Face à la crise de pénurie de carburant, de nouvelles alternatives ont vu le jour à Bujumbura. Parmi elles figure le transport « changachanga », une solution coûteuse, mais salvatrice pour les passagers. Du côté des transporteurs officiels, on dénonce une concurrence déloyale qui ne verse aucun sou au Trésor public et qu’il faudrait bannir. Pourtant, seule une solution durable à l’approvisionnement en carburant apporterait une réponse adéquate à ce problème.
Face à la crise de pénurie de carburant, de nouvelles alternatives ont vu le jour à Bujumbura.
Depuis près d’une décennie, le Burundi traverse une crise récurrente de carburant qui handicape de nombreux secteurs au premier rang desquels le transport urbain et interurbain. Les bus se font rares aussi bien dans les quartiers que dans les parkings du centre-ville. Pour continuer à travailler, les citadins s’adaptent : les habitants des quartiers proches comme Bwiza, Jabe, Nyakabiga ou Musaga effectuent leurs trajets à pied, imités par ceux des zones plus éloignées par manque d’alternative. Dans plusieurs localités, de longues files d’attente se forment dès le bon matin attendant sans certitude les rares bus ayant pu s’approvisionner en carburant.
Face à ce calvaire, les chauffeurs de taxi officiels ont ajusté leur stratégie. Plutôt que de prendre un client unique, ils regroupent désormais quatre à six passagers sur un même itinéraire pour partager les frais. Ainsi, pour un trajet entre le centre-ville et Kanyosha, le coût oscille entre 4 000 et 7 000 FBu par personne, tandis qu’il varie entre 3 000 et 5 000 FBu pour Musaga, les tarifs grimpant selon la distance et la rareté de l’essence.

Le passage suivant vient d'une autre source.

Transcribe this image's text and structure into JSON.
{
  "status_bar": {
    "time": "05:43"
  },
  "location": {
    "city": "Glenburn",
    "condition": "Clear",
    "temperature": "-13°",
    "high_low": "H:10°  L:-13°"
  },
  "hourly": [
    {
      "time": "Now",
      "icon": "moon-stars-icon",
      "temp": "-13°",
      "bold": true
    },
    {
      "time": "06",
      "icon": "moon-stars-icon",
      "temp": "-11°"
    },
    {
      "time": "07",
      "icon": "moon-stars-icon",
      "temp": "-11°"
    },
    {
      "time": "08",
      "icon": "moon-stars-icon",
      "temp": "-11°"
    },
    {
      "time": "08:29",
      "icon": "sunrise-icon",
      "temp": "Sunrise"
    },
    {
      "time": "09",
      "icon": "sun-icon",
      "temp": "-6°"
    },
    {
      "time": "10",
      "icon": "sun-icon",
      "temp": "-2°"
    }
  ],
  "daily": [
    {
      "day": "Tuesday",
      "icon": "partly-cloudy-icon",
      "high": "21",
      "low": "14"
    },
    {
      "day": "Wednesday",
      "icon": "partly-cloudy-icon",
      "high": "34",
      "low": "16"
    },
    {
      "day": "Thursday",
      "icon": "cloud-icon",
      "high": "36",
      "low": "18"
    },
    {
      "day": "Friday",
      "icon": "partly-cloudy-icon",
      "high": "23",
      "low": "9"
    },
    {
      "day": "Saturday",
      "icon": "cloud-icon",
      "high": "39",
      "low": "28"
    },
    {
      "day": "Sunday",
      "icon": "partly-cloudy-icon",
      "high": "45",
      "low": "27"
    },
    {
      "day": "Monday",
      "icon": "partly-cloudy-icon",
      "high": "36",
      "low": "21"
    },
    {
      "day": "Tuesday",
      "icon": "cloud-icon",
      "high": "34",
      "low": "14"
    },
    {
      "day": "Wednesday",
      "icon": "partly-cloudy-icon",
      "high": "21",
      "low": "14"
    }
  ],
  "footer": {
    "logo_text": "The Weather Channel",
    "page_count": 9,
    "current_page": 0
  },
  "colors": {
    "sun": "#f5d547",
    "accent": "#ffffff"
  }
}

Et puis changachanga arriva
Cette organisation a apporté un léger soulagement sans régler le fond du problème. C’est dans ce contexte que des propriétaires de véhicules particuliers ont investi ce marché en reproduisant la méthode des taxis. Si l’initiative ravit les usagers dont le seul souci est de pouvoir se déplacer, elle exaspère les chauffeurs professionnels. Ces derniers dénoncent une concurrence déloyale liée aux prix plus bas pratiqués par ces particuliers. Comme l’explique le taximan Emile Nshimirimana, ces conducteurs occasionnels n’assument que la dépense du carburant alors que les professionnels supportent des charges administratives qu’ils doivent répercuter sur leurs tarifs. Ce qui incite malheureusement la clientèle à se tourner vers les particuliers.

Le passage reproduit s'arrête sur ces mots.